We next calculated neoantigen burden in the samples by filtering total non-synonymous mutations based on predicted MHC binding affinity as a surrogate for immunogenicity. Strong putative binders were then further selected by assessing for poor immunogenicity of the non-mutated parental epitope. This total predicted neoantigen burden was significantly greater in tumors with somatic variants in HR (Student’s t-test, p = 0.0003) and MMR (p < 0.0001), but not POLE (p = 0.538) (Fig. 1c). Neoantigen burden was also positively associated with the number of affected DNA repair genes (Fig. 1d).

High mutation burden is associated with increased tumor infiltration by activated T cells

To determine the association between TMB and tumor-infiltrating lymphocytes (TILs), we divided TCGA samples into high- and low-mutation groups based on the median mutation count of 232. We then assessed immune cell infiltration from gene expression data as previously described23 (see Methods). Tumors with high TMB were more likely to be infiltrated by activated CD4+ (proportion Z-score, p = 0.013) and activated CD8+ (p = 0.036) T cells (Fig. 2a), but this finding was not statistically significant after adjusting for multiple comparisons (adjusted p = 0.38 and 0.52, respectively). Infiltration by activated CD4+ and CD8+ T cells was positively correlated with infiltration by CD4+ effector memory T cells, type 2 helper cells, memory B cells, myeloid dendritic cells, and myeloid-derived suppressor cells (Fig. 2b).

Figure 2
figure 2

Activated T cell infiltration is increased in high-mutation tumors and associated with a specific immunophenotype. (a) Tumors with higher mutation burden were more likely to contain activated (Act) CD4+ and CD8+ activated T cells, though this difference was not significant after adjusting for multiple comparisons. (b) Activated CD4+ and CD8+ T cells were both positively correlated with CD4+ effector memory T cells (Tem), type 2 helper cells (Th2), memory (Mem) B cells, myeloid dendritic cells (mDC), and myeloid-derived suppressor cells (MDSC). Additional cell types analyzed include central memory T cells (Tcm); follicular helper T cells (Tfh); regulatory T cells (Tregs); gamma-delta T cells (Tgd); dendritic cells (DC); immature dendritic cells (iDC); plasmacytoid dendritic cells (pDC); macrophages (Mac); neutrophils (Neu); monocytes (Mono); eosinophils (Eos); mast cells (Mast); natural killer cells (NK); CD56 bright NK cells (NK Bright); CD56 dim NK cells (NK Dim); and natural killer T cells (NKT).

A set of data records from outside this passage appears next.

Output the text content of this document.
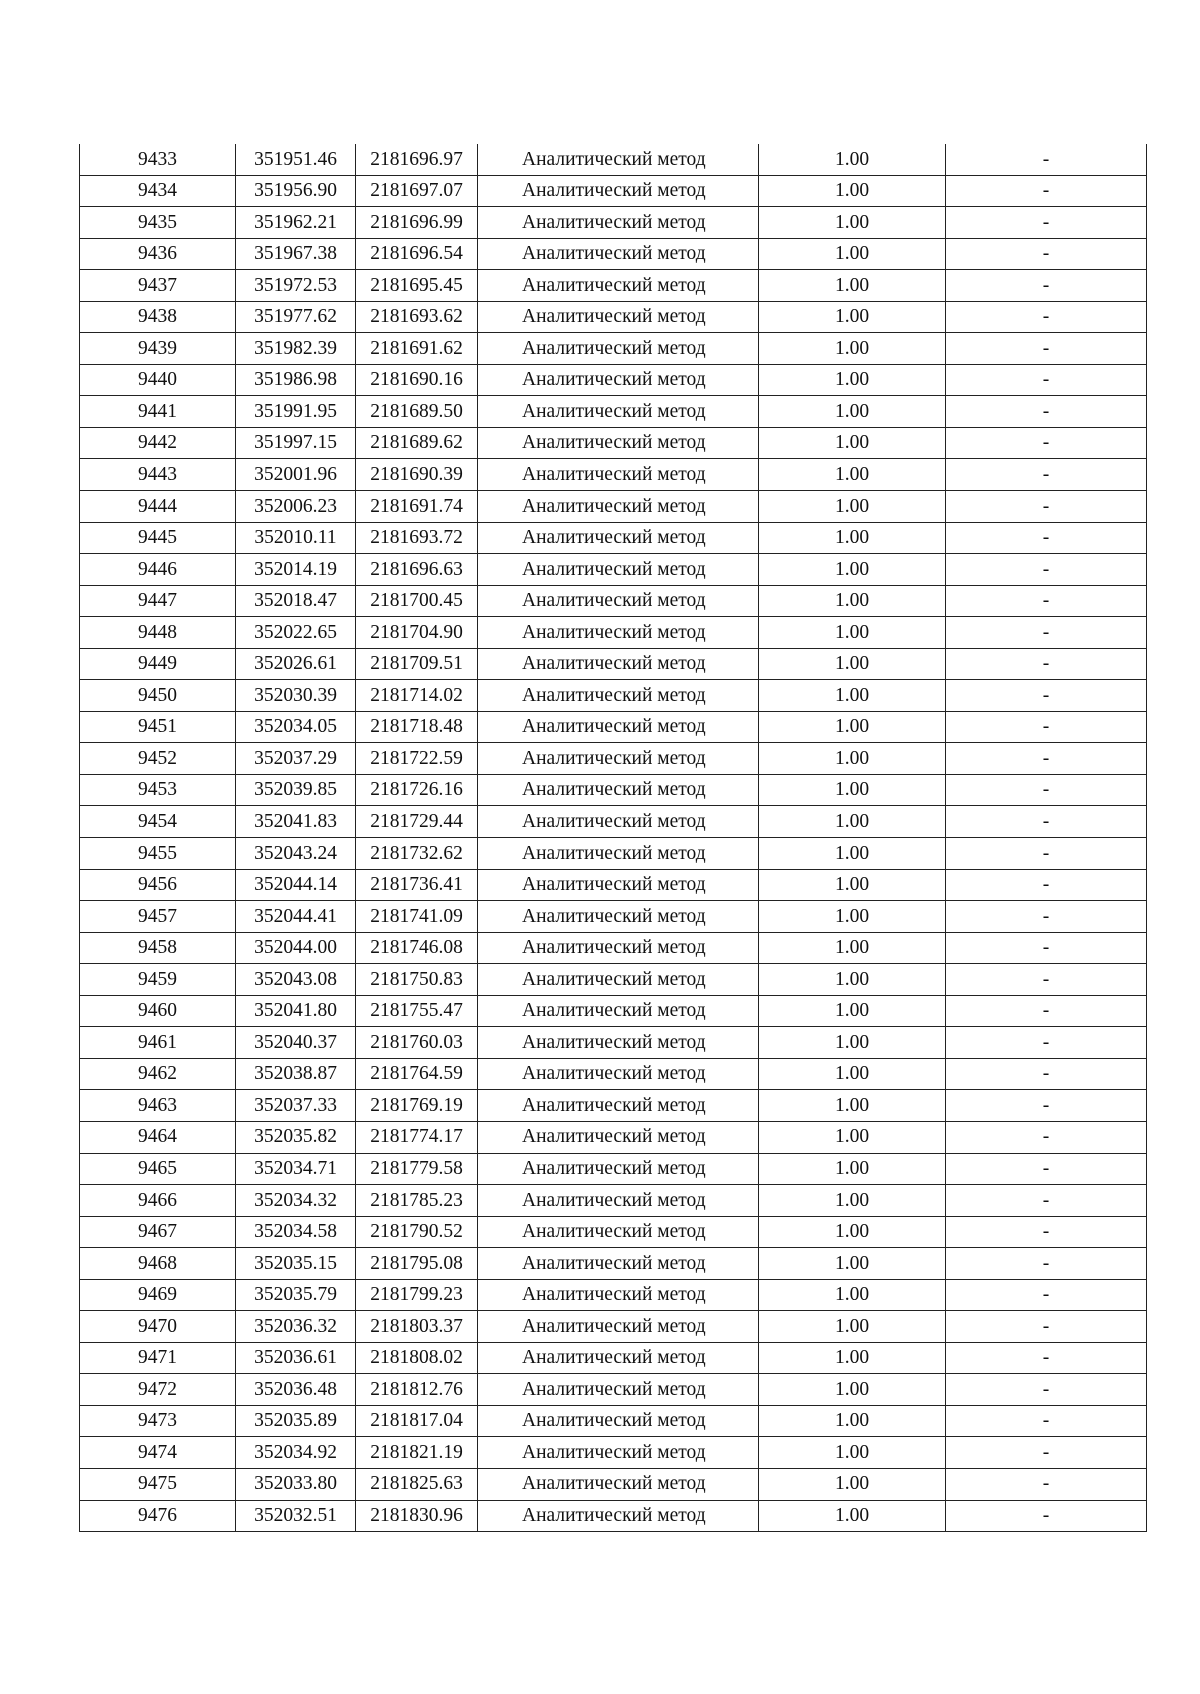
9433	351951.46	2181696.97	Аналитический метод	1.00	-
9434	351956.90	2181697.07	Аналитический метод	1.00	-
9435	351962.21	2181696.99	Аналитический метод	1.00	-
9436	351967.38	2181696.54	Аналитический метод	1.00	-
9437	351972.53	2181695.45	Аналитический метод	1.00	-
9438	351977.62	2181693.62	Аналитический метод	1.00	-
9439	351982.39	2181691.62	Аналитический метод	1.00	-
9440	351986.98	2181690.16	Аналитический метод	1.00	-
9441	351991.95	2181689.50	Аналитический метод	1.00	-
9442	351997.15	2181689.62	Аналитический метод	1.00	-
9443	352001.96	2181690.39	Аналитический метод	1.00	-
9444	352006.23	2181691.74	Аналитический метод	1.00	-
9445	352010.11	2181693.72	Аналитический метод	1.00	-
9446	352014.19	2181696.63	Аналитический метод	1.00	-
9447	352018.47	2181700.45	Аналитический метод	1.00	-
9448	352022.65	2181704.90	Аналитический метод	1.00	-
9449	352026.61	2181709.51	Аналитический метод	1.00	-
9450	352030.39	2181714.02	Аналитический метод	1.00	-
9451	352034.05	2181718.48	Аналитический метод	1.00	-
9452	352037.29	2181722.59	Аналитический метод	1.00	-
9453	352039.85	2181726.16	Аналитический метод	1.00	-
9454	352041.83	2181729.44	Аналитический метод	1.00	-
9455	352043.24	2181732.62	Аналитический метод	1.00	-
9456	352044.14	2181736.41	Аналитический метод	1.00	-
9457	352044.41	2181741.09	Аналитический метод	1.00	-
9458	352044.00	2181746.08	Аналитический метод	1.00	-
9459	352043.08	2181750.83	Аналитический метод	1.00	-
9460	352041.80	2181755.47	Аналитический метод	1.00	-
9461	352040.37	2181760.03	Аналитический метод	1.00	-
9462	352038.87	2181764.59	Аналитический метод	1.00	-
9463	352037.33	2181769.19	Аналитический метод	1.00	-
9464	352035.82	2181774.17	Аналитический метод	1.00	-
9465	352034.71	2181779.58	Аналитический метод	1.00	-
9466	352034.32	2181785.23	Аналитический метод	1.00	-
9467	352034.58	2181790.52	Аналитический метод	1.00	-
9468	352035.15	2181795.08	Аналитический метод	1.00	-
9469	352035.79	2181799.23	Аналитический метод	1.00	-
9470	352036.32	2181803.37	Аналитический метод	1.00	-
9471	352036.61	2181808.02	Аналитический метод	1.00	-
9472	352036.48	2181812.76	Аналитический метод	1.00	-
9473	352035.89	2181817.04	Аналитический метод	1.00	-
9474	352034.92	2181821.19	Аналитический метод	1.00	-
9475	352033.80	2181825.63	Аналитический метод	1.00	-
9476	352032.51	2181830.96	Аналитический метод	1.00	-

DNA repair gene variants are not associated with T cell infiltration, possibly due to compensatory immunosuppressive signals

Presence of variants in HR, MMR, and POLE did not predict infiltration by CD4+, CD8+, or total activated T cells (Fig. 3a). To explain this finding, we categorized the samples into a 2 × 2 classification scheme based on DNA repair status and activated T cell infiltration (Fig. 3b). This grouping delineated four types of tumor: DNA repair variant absent without T cell infiltration (group I), DNA repair variant present without T cell infiltration (group II), DNA repair variant absent with infiltration (group III), and DNA repair variant present with infiltration (group IV).

Figure 3
figure 3

DNA repair gene variants and immune signals together predict infiltration by activated T cells. (a) DNA repair gene variants did not lead to a change in activated T cell infiltration. (b) These findings suggested that the tumors could be divided into four immunophenotypic groups based on DNA repair status and T cell infiltration. (c) A heat map of immunosuppressive genes showed differential mRNA expression among these groups. (d) A combined score incorporating DNA repair gene variants as well as TGFB1 and WNT2 expression was significantly associated with activated T cell infiltration (proportion Z-score, *FDR-adjusted p-value < 0.05, ***p < 0.001).

We then evaluated the mRNA expression of genes previously shown to impair T cell infiltration, including those related to transforming growth factor beta (TGF-β) and the β-catenin/Wnt pathway24. Both group I and II tumors, which lack activated T cells, had significantly increased expression of TGF-β genes. Specifically, there were significant differences when comparing group II and IV tumors in regards to TGFB1 (one-way ANOVA with Tukey’s test for multiple comparisons, p = 0.002) TGFB3 (p = 0.049), and WNT2 (p = 0.029) (Fig. 3c and Supplementary Fig. S2a). There was no significant association between groups based on VEGF-A expression (Fig. 3c and Supplementary Fig. S2a). We also performed a multivariate logistic regression analysis to determine the influence of these expression levels on group identity. When compared to group IV as a baseline, TGFB1 and WNT2 were significant predictors for groups I and II, while decreased levels of WNT7A was a significant predictor for group III (Table 1).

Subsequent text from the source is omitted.